What I Use: Dell Venue 8 Pro

It’s been while since I have purchased a Dell product for personal use. If you have been following in my older posts, you will see that I currently have an affinity for Acer products at the moment. To be honest, Dell just hasn’t had anything that was compelling in recent years plus I have started to question the build quality of some of their consumer products. I decided to give Dell another try with the release of the Dell Venue 8 Pro tablet.
Prior to getting the Dell Venue 8 Pro, I decided to pick up a Acer Iconia W3 tablet from Staples to see if running Windows 8/8.1 on a smaller screen was worthwhile. Needless to say, after a week of using the W3, I returned it to Staples (should have paid attention to the signs when I had to return the initial one I purchased because it would not power on). That being said, I did not return the Acer Iconia W3 because it was a bad device, but it’s not a great device. It was a bit bulky compared to other smaller devices such as the Nexus 7 and iPad Mini. The screen was terrible. If anything, I would consider it more of a proof-of-concept device to show that Windows 8/8.1 can be functional on a smaller screen.
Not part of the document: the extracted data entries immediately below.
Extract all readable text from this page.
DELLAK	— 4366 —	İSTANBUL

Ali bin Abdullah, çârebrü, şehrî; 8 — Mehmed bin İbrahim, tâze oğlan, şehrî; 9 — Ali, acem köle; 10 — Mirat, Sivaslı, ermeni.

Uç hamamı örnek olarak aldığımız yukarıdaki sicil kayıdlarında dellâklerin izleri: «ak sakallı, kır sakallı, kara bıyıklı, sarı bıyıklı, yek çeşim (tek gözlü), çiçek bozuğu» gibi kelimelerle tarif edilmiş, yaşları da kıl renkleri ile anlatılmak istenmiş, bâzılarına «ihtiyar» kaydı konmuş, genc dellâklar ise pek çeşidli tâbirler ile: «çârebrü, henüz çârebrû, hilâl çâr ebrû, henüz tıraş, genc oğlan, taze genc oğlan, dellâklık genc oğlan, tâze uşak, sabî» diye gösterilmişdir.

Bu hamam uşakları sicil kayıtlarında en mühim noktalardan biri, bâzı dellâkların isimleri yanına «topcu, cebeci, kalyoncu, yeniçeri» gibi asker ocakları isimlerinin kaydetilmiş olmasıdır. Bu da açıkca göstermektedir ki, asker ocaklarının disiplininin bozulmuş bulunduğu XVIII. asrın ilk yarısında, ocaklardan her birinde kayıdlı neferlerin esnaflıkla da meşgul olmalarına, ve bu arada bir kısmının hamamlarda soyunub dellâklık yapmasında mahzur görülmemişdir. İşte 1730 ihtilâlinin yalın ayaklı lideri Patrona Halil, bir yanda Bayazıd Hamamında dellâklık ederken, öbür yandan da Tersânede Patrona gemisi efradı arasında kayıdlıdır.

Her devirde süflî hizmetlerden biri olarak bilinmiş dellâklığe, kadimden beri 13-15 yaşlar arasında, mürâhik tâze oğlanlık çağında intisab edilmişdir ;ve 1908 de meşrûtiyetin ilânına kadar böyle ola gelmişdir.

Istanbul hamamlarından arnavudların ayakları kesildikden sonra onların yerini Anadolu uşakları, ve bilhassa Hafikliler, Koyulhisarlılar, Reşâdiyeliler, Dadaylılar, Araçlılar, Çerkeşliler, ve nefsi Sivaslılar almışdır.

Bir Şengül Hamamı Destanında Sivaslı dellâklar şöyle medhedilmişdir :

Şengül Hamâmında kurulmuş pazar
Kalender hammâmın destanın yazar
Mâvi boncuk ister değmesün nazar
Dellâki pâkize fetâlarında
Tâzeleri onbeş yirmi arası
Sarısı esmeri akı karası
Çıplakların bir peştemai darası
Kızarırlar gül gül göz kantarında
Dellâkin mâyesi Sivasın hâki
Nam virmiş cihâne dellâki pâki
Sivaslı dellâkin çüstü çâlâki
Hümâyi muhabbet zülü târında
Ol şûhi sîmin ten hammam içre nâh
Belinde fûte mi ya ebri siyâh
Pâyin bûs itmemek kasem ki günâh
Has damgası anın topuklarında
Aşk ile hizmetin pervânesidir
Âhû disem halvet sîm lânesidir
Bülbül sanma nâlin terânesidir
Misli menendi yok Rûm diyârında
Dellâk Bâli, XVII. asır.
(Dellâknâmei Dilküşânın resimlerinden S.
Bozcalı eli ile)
The Dell Venue 8 Pro bring the 8-inch tablet concept to reality.

Here are the basic specs:

  • Intel Atom processor Z3740D with 32GB storage (2MB Cache, up to 1.8GHz Quad-Core)
  • 2GB Single Channel DDR3L-RS 1600MHz
  • 8.0 inch IPS Display with HD (WXGA 1280 x 800) resolution with 10-point capacitive touch
  • Dell Wireless 1538 Dual-Band 2×2 802.11n WiFi + Bluetooth 4.0
  • Integrated 1.2MP HD Webcam (front) and 5MP (rear)
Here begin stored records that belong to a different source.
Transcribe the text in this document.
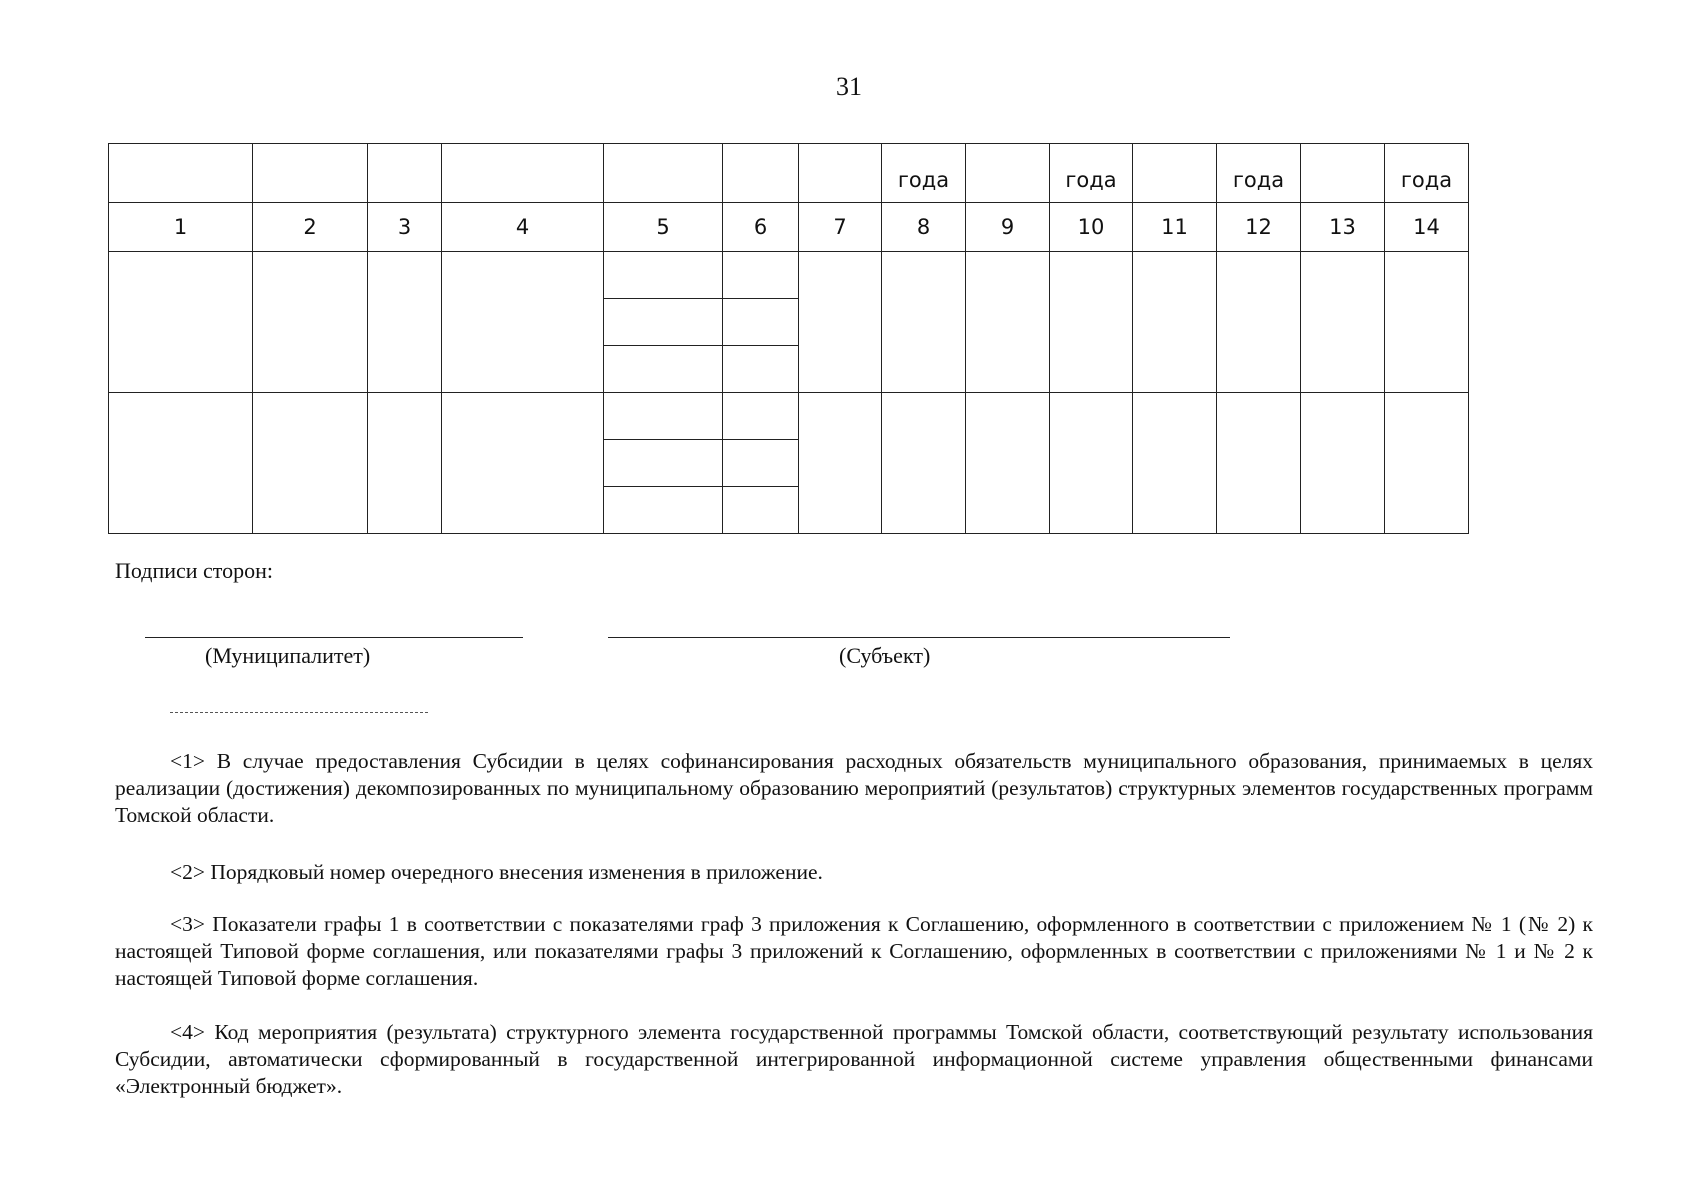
31
							года		года		года		года
1	2	3	4	5	6	7	8	9	10	11	12	13	14

Подписи сторон:
(Муниципалитет)	(Субъект)

<1> В случае предоставления Субсидии в целях софинансирования расходных обязательств муниципального образования, принимаемых в целях реализации (достижения) декомпозированных по муниципальному образованию мероприятий (результатов) структурных элементов государственных программ Томской области.

<2> Порядковый номер очередного внесения изменения в приложение.

<3> Показатели графы 1 в соответствии с показателями граф 3 приложения к Соглашению, оформленного в соответствии с приложением № 1 (№ 2) к настоящей Типовой форме соглашения, или показателями графы 3 приложений к Соглашению, оформленных в соответствии с приложениями № 1 и № 2 к настоящей Типовой форме соглашения.

<4> Код мероприятия (результата) структурного элемента государственной программы Томской области, соответствующий результату использования Субсидии, автоматически сформированный в государственной интегрированной информационной системе управления общественными финансами «Электронный бюджет».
  • Micro USB 2.0 (for trickle charging and data transfer)
  • Headphone and microphone combo jack
  • Micro SDXC slot that supports up to a 64GB card
  • Up to 10 hours of battery life
Priced at $299 with 32GB of storage (a 64GB version is also available) the Dell Venue 8 Pro is 0.35” (9mm) thick, 5.12” (130mm) wide, 8.50” (216mm) long and weighs 0.87lbs. The tablet ships with the 32-bit version of Windows 8.1 (not Windows RT) and also comes bundled with a complimentary copy of Office Home & Student 2013. Best of all, it does not ship with a bunch of crapware like other computers. Just a few Dell applications that can easily be uninstalled.
Nexus 7 (top), iPad Mini and Dell Venue 8 Pro
Another nice feature of the Dell Venue 8 Pro is it’s wireless display technology, which allows you to stream videos, photos or presentations from your tablet to your TV through Miracast wireless technology. It requires a compatible media adapter and an HDMI-enabled display in order to take advantage of this feature. Surprised that more tablets aren’t taking advantage of wireless display technology.
An optional accessory is the Dell Active Stylus, which can allow you to take notes, edit and retouch photos and make it easier click those buttons that your fingers are too fat to do so. There is also an available wireless keyboard and tablet folio.
If you are looking for an alternative to iOS or Android in a tablet, you can’t go wrong with the Dell Venue 8 Pro. Powered by a quad-core Intel Atom processor, it runs the full version of Windows 8.1 so you can use your legacy programs if needed. This is the 8-inch Windows tablet to own.